If you hate black olives, get some cereal or something. Don't get the Greek omelette!
Let's talk about something better, shall we?
While I was checking out to pay for my wretched Greek omelette, I noticed the muffins under a glass lid by the register. Blueberry or chocolate. They looked enticing. They were presented nicely. I could use a snack for later.
"How much are the muffins?"
"$1.99"
"Could you add one to my check, please?"
"Sure, sweetie, which one?"
(I never get tired of it when a woman calls me sweetie in a nice way, I don't know why)
Here is where I conducted my own very carefully crafted and executed opinion poll. Gallup would have been really proud of me. I asked the lady assisting me, which would she suggest and she said blueberry. So I asked another lady behind the counter who was taking an interest in our conversation which one she would suggest and she said blueberry. Finally a third server behind the counter came out from the back and fell victim to my carefully crafted and executed poll which muffin she'd recommend and she said blueberry. So that settles it! 100% of The Diner servers polled preferred the blueberry muffin over the chocolate muffin. Sample size - 3. Check this out: no margin of error! 100% accuracy, baby!
Now granted they did ask me if I liked chocolate, to which I responded, "I'm a girl, of course I like chocolate" which garnered a few understanding laughs.
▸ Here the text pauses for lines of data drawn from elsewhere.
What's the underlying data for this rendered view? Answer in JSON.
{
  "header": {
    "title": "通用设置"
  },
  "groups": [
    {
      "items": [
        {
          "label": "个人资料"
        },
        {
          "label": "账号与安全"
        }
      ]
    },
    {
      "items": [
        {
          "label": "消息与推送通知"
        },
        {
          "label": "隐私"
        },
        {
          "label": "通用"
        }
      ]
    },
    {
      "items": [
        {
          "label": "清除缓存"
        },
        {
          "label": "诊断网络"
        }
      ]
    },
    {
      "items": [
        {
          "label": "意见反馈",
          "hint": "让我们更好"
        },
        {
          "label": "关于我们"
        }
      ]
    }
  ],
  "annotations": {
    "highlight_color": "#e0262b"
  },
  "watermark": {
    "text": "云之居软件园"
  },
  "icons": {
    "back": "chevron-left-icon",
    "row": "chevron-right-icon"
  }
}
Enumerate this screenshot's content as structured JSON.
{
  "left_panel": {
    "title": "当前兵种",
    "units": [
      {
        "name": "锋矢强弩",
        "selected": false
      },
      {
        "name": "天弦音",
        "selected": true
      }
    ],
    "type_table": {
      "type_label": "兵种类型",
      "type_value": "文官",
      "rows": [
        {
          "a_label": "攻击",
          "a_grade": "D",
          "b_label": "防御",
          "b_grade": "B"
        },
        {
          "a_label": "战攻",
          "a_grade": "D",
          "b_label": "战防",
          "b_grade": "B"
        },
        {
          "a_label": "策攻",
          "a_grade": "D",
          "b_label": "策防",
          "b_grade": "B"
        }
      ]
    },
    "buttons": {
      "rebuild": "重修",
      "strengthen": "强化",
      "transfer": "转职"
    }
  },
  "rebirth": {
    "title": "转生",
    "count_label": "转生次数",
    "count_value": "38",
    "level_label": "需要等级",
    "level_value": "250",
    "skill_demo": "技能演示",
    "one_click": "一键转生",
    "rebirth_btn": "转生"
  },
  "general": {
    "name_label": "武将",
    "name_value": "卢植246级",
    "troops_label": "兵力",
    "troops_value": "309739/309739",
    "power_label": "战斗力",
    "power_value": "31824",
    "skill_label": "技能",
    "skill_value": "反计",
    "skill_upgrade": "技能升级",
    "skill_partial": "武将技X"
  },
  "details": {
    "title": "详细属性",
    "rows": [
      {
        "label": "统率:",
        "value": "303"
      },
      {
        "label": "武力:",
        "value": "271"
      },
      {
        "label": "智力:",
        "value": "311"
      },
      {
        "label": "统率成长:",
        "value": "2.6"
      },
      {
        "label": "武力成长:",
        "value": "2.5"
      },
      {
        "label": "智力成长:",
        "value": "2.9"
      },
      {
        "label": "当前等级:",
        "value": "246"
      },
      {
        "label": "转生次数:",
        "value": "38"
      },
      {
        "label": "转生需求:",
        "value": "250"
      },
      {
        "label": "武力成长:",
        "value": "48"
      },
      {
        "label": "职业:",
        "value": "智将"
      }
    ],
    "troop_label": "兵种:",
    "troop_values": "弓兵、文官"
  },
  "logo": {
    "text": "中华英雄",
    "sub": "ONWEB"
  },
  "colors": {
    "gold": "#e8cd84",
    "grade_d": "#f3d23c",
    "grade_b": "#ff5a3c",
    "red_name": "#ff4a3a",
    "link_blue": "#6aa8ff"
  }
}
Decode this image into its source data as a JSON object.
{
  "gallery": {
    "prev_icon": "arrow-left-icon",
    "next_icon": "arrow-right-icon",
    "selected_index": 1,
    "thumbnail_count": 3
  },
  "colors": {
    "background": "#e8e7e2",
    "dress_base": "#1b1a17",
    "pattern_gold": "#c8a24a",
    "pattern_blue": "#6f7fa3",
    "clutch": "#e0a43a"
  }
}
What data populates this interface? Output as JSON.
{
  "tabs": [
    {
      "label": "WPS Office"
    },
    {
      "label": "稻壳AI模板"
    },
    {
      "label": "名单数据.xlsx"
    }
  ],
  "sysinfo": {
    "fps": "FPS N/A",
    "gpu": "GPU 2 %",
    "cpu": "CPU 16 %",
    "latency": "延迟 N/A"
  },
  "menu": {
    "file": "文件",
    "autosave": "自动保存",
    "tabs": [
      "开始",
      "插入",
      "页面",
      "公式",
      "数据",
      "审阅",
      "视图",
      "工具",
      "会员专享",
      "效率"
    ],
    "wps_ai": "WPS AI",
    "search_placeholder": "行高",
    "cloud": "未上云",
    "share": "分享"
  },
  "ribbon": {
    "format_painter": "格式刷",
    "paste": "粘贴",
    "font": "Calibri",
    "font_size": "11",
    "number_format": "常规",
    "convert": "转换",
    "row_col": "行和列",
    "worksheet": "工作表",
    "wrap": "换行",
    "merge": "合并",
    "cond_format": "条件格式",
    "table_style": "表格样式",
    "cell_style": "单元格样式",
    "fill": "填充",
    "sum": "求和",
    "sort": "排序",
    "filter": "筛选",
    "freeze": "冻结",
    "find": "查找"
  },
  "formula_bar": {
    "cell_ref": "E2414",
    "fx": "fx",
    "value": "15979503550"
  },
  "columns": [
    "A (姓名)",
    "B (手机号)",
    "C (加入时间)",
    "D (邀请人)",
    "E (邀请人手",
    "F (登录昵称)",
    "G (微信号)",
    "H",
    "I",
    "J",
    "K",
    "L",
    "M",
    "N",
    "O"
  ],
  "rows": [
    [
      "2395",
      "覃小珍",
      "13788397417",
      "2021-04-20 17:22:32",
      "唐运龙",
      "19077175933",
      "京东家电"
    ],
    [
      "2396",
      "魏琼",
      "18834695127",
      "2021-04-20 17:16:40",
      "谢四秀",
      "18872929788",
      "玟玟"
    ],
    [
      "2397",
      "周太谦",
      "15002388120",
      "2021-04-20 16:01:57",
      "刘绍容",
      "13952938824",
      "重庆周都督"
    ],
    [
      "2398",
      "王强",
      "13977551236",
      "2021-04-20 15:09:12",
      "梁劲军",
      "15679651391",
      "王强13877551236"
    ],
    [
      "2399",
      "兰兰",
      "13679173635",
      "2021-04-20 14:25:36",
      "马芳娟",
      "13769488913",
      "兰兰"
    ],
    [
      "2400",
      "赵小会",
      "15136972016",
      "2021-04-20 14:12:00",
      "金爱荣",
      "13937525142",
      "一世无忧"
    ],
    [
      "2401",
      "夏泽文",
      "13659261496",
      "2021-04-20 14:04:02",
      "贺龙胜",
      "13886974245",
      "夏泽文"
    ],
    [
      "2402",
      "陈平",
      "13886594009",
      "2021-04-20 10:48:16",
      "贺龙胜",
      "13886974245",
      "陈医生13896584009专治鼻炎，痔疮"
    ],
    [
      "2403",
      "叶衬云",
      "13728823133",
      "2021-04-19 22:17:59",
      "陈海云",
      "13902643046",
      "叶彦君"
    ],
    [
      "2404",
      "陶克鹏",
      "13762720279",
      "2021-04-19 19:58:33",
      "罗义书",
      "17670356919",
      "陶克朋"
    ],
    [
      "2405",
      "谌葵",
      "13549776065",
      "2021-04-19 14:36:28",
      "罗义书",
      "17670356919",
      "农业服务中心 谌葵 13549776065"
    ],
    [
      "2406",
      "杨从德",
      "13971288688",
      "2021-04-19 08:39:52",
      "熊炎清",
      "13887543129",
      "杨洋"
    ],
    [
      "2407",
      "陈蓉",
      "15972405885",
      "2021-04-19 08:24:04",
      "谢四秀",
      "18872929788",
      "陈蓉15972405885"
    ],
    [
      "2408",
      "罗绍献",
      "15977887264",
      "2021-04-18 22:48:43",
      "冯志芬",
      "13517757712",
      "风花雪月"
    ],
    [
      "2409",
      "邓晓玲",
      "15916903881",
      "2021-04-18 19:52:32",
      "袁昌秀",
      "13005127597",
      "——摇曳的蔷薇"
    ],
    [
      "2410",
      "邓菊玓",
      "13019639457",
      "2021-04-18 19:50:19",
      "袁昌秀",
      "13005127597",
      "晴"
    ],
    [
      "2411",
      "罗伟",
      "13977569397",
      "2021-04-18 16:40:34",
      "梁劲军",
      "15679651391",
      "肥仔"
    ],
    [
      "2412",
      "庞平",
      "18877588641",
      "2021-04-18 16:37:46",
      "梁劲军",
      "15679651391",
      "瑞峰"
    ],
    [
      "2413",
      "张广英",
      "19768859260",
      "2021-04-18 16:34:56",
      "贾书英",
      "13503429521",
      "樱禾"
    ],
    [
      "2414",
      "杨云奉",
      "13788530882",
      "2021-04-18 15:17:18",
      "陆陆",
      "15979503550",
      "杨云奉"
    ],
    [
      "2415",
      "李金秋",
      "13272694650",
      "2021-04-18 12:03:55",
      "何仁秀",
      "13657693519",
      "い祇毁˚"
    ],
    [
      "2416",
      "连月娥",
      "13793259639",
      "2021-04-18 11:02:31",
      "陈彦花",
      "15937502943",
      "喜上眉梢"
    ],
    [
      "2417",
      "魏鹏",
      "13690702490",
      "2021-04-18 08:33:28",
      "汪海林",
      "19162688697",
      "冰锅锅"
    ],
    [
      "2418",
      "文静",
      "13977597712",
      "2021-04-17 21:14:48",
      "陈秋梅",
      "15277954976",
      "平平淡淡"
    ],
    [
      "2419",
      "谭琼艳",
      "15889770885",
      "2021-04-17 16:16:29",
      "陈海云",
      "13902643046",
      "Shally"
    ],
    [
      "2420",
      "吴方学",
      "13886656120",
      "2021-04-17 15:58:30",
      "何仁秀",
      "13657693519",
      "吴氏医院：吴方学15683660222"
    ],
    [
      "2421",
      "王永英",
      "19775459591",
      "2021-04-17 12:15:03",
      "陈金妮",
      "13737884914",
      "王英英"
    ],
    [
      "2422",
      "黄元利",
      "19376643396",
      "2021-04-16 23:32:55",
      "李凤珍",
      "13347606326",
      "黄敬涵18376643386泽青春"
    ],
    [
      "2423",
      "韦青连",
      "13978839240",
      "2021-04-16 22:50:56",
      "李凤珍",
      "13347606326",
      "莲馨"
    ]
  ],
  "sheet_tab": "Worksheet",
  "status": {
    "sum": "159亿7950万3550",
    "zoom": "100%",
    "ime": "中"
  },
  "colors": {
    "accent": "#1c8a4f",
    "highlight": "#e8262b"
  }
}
So they wrapped up a nice, fresh, blueberry muffin for me to snack on later. But before I were to tear into it, I thought it would be a good idea to take a picture first.
Looks nice, right? I love how they did that paper instead of a usual muffin cup thing. It looks fancy. It looks snazzy (do people even say that any more?). It looked high-quality and pricey.
And loyal readers, it tasted as good as it looked...no...it tasted even better than it looked. This muffin was delightful! It was scrumptous. It was moist and soft and tasty and...it was one of the best muffins I've ever had. No wonder 100% of servers I polled suggested it! It was so good! I almost turned around to go get another (not really, I was already in New York by that time). It was...really really good. I should have had that for breakfast instead.
..but then this blog entry wouldn't be as interesting. or as long (sorry about that).